Open source is a hard requirement for reproducibility
Open source is a hard requirement for reproducibility.
No ifs nor buts. And I’m not only talking about the code you typed for your research paper/report/analysis. I’m talking about the whole ecosystem that you used to type your code.
(I won’t be talking about making the data available, because I think this is another blog post on its own.)

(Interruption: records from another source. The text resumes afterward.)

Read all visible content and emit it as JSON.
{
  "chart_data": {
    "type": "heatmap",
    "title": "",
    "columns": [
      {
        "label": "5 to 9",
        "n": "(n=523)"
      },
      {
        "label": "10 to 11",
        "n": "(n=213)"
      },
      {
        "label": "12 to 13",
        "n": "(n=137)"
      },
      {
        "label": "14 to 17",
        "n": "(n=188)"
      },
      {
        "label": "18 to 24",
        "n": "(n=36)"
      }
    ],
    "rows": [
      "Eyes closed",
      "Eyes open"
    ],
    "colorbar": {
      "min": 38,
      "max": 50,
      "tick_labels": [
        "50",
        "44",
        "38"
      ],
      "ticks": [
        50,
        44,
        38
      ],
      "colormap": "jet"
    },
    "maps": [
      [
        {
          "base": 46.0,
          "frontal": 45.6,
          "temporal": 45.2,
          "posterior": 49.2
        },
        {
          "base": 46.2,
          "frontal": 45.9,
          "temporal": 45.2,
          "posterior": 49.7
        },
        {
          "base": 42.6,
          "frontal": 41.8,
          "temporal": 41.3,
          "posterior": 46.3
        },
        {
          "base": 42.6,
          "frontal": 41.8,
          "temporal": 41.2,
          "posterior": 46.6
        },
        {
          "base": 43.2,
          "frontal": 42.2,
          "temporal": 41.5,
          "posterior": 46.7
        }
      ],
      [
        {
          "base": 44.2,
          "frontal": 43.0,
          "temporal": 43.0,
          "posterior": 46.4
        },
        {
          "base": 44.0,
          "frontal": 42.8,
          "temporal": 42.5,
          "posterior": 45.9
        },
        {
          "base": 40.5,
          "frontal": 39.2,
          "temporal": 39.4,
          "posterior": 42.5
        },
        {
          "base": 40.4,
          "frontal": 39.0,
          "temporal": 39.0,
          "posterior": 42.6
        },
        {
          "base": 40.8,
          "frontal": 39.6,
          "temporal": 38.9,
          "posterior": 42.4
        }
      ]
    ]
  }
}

Is your code open? That’s good. But is it code for a proprietary program, like STATA, SAS or MATLAB? Then your project is not reproducible. It doesn’t matter if this code is well documented and written and available on Github. This project is not reproducible.
Why?
Because there is on way to re-execute your code with the exact same version of this proprietary program down the line. As I’m writing these lines, MATLAB, for example, is at version R2022b. And it is very unlikely that you can buy version, say, R2008a. Maybe you can. Maybe MATLAB offers this option. But maybe they don’t. And maybe if they do today, they won’t in the future. There’s no guarantee. And if you’re running old code written for version R2008a, there’s no guarantee that it will produce the exact same results on version 2022b. And let’s not even mention the toolboxes (if you’re not familiar with MATLAB’s toolboxes, they’re the equivalent of packages or libraries in other programming languages). These evolve as well, and there’s no guarantee that you can purchase older versions of said toolboxes. And also, is a project truly reproducible (even if old programs can be purchased) if it’s behind a paywall?